Original article no longer available
UNSAFE AT HOME Mom: We’ll never know why my son killed his wife
Boston Herald (MA)
October 4, 1992
Author: JOE HEANEY
Exactly which deadly forces finally crushed the marriage of Gary and Robin Pommet in a murder and suicide Friday will never be known, said Gary Pommet’s 71-year-old mother yesterday. “No one will ever know what was said in those last moments because they are both gone. I will never know what caused Gary to do such a terrible thing,” said Fannie Pommet of Gloucester.
“Gary was a different sort of person. I think he just flipped, he lost it, probably because he loved her so much and she was threatening to divorce him.”

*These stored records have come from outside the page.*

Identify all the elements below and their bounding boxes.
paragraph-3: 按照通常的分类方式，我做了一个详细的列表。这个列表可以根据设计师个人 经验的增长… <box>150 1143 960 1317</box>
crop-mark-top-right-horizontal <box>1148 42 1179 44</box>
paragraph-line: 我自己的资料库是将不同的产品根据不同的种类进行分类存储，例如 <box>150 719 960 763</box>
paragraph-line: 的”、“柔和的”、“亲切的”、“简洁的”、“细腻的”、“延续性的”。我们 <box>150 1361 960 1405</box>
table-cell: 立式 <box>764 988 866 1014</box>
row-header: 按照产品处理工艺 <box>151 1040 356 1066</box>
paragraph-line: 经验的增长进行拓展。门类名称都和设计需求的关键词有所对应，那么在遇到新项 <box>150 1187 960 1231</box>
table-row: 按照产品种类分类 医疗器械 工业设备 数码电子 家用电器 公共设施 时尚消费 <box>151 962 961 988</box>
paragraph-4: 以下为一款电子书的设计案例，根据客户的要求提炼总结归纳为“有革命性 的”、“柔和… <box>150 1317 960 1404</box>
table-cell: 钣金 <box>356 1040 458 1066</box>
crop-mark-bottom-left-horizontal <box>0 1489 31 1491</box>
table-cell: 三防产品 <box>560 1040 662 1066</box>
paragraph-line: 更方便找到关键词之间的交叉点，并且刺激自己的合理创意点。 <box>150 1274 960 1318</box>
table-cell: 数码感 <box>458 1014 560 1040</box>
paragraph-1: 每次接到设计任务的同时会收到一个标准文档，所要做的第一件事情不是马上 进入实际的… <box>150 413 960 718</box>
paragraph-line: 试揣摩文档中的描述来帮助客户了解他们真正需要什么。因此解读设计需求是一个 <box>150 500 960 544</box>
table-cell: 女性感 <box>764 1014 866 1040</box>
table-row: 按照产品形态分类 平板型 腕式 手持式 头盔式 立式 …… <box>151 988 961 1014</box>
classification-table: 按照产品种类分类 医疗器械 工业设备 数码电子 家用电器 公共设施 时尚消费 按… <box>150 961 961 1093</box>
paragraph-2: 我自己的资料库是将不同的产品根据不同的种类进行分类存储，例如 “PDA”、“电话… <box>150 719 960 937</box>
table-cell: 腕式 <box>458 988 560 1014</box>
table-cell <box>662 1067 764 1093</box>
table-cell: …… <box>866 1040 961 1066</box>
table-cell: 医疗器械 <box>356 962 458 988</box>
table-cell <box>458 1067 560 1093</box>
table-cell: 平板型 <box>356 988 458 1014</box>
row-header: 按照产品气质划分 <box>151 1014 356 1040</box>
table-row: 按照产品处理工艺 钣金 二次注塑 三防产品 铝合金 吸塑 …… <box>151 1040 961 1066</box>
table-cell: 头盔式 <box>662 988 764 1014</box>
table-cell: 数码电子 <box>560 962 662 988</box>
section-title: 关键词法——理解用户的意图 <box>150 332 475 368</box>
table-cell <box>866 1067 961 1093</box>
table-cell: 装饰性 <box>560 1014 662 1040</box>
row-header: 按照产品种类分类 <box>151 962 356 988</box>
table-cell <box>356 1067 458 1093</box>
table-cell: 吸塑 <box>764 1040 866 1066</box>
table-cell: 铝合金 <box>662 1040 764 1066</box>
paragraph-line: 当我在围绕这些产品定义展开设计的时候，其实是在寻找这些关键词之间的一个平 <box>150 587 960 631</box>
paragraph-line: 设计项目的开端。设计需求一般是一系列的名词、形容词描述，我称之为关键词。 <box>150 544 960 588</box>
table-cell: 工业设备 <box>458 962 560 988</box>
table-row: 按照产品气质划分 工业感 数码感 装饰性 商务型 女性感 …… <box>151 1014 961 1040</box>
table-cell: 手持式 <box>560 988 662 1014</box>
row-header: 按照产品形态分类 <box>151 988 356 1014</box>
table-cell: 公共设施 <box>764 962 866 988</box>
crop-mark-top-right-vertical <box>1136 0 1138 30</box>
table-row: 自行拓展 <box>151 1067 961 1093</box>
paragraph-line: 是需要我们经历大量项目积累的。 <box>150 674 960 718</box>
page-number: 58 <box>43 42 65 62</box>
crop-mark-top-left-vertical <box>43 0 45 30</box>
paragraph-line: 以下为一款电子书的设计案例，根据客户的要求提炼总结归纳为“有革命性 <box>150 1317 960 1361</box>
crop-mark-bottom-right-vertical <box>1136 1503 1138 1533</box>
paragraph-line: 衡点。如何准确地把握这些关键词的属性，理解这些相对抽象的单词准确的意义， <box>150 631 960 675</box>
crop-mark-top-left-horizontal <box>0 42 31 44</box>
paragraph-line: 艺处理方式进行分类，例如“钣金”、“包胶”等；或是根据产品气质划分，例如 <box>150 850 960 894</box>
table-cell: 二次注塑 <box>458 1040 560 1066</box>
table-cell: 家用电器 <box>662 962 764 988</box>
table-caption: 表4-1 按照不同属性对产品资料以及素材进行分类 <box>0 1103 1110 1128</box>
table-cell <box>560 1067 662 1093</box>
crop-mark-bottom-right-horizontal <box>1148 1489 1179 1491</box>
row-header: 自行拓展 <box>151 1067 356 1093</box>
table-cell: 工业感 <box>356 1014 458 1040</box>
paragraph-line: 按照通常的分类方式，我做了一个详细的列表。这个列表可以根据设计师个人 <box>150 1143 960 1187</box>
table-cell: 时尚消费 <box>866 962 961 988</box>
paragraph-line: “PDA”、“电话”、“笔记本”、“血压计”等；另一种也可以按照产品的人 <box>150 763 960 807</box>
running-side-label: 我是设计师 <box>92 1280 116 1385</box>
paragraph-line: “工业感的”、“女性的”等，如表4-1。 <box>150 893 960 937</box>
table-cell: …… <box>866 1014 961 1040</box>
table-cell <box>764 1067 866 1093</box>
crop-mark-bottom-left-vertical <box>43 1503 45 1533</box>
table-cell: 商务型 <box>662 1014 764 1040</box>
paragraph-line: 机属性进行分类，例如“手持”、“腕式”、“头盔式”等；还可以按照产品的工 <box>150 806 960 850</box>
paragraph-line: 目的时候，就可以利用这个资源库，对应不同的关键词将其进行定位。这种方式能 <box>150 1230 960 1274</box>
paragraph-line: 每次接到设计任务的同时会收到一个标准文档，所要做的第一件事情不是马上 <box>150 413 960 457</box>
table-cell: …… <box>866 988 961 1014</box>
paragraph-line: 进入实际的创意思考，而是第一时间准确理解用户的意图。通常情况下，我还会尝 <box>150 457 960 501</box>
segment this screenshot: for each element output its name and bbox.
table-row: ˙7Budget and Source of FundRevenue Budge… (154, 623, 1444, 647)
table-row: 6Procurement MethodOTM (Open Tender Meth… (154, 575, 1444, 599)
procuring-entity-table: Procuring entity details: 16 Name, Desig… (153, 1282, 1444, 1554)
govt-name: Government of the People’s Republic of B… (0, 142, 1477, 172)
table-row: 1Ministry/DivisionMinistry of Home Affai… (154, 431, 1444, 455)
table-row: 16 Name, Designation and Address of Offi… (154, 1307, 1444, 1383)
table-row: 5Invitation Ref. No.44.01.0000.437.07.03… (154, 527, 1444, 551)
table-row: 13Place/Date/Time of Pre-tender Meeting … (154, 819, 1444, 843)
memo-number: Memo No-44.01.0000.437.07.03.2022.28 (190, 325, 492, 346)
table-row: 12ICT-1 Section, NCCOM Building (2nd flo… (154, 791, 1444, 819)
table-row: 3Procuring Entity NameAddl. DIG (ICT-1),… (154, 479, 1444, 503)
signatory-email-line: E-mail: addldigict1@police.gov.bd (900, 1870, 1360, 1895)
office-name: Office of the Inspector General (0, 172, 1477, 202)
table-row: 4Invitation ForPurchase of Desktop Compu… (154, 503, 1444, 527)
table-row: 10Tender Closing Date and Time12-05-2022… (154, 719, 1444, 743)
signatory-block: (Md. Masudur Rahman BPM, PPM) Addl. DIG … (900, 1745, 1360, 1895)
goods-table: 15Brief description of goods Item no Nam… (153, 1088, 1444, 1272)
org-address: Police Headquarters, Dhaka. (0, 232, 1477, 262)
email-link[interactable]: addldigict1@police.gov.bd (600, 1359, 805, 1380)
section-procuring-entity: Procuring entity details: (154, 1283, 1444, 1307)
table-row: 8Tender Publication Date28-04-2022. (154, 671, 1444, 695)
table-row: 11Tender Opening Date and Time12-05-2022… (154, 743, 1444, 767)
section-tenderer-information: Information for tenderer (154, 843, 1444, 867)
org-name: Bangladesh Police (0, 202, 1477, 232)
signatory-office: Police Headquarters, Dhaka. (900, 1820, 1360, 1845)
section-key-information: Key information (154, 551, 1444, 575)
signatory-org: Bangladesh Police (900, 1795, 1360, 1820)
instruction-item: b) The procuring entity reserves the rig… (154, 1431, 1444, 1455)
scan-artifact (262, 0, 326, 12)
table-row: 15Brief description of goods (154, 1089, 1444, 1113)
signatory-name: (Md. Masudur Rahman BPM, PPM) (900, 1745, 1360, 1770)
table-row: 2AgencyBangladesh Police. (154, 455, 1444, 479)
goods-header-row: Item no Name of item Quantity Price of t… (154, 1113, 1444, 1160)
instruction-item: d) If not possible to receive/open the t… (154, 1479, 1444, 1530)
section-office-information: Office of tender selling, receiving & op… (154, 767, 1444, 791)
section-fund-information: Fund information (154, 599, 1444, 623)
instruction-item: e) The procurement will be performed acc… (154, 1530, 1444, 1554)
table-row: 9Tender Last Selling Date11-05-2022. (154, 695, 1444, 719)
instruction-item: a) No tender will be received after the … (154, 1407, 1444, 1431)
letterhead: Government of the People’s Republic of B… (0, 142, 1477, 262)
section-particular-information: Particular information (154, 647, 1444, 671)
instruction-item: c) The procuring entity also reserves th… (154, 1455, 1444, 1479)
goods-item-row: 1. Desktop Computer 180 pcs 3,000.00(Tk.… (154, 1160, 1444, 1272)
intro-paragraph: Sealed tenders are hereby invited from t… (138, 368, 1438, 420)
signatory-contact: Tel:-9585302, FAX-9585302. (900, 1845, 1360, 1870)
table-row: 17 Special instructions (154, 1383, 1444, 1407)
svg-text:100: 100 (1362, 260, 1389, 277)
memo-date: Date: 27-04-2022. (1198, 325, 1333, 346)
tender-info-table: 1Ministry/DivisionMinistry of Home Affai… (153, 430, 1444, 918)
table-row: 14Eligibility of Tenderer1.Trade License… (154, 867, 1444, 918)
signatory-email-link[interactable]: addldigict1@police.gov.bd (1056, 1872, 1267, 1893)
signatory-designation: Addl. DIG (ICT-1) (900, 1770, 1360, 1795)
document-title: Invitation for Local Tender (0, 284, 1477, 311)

Fannie Pommet was the last one to talk with her 37-year-old son, whose wife moved out of their Danvers apartment six weeks ago.
Gary Pommet called his mother at 2:15 p.m. Friday, minutes before he drove his 1974 Cougar to Exeter, N.H., and fired a .44-caliber slug into his head.
Two hours earlier in Amesbury in the parking lot of Craig Systems, where he worked in the manufacturing division, Pommet fired the same gun at his estranged wife, Robin, 31, as she turned and walked away from him to her car, ending a noon-hour quarrel.
Robin Pommet, mother of two children from a second marriage, who had been living with relatives in Middleton, fell dead outside the door of her red Mustang.
“He called to tell me he was going to kill himself because he had killed Robin and couldn’t spend the rest of his life in jail,” said Pommet’s mother.
Police said Gary Pommet also told his mother he planned to burn down the third-floor tenement where he had lived 15 years and where he brought Robin and her two children after the couple’s marriage in Las Vegas last March.
Meanwhile yesterday, friends of the couple remained stunned over their deaths.
Most agreed that the marriage began to fall apart when Gary Pommet, now in his first marriage, objected to living with Robin’s children by her second husband, Ray Philbrook.
His wife moved herself and the children to Middleton with the children and entered them in school there.
However, Fannie Pommet and friends of the couple say that in recent weeks Gary Pommet had hoped to repair his marriage and couldn’t handle the rejection when his wife declined.
“This was definitely not the Gary I knew,” said Patricia Levesque, 37, of Peabody.
“I knew him for 10 years and he was a nice, easy-going guy. There was no restraining order because there was no need for one,” she said.
“Gary was so tender-hearted he wore black when his cat, “Pretty,”‘ died. It took him three days to bury it he felt so bad.”
And Levesque insisted Pommet was not a loner, decribed by other friends as someone who took medication for depression and spent long periods alone in his apartment drinking beer and listening to radio talk shows.
“Gary had a lot of friends and could be the life of the party. I remember one Halloween Party where he came as Clint Eastwood,” she said.
A friend of Robin Pommet, asking not to be identified, told a different story yesterday.
“Robin showed me notes from Gary that weren’t nice. In one he said if she ever got a restraining order, he would kill her,” the friend said.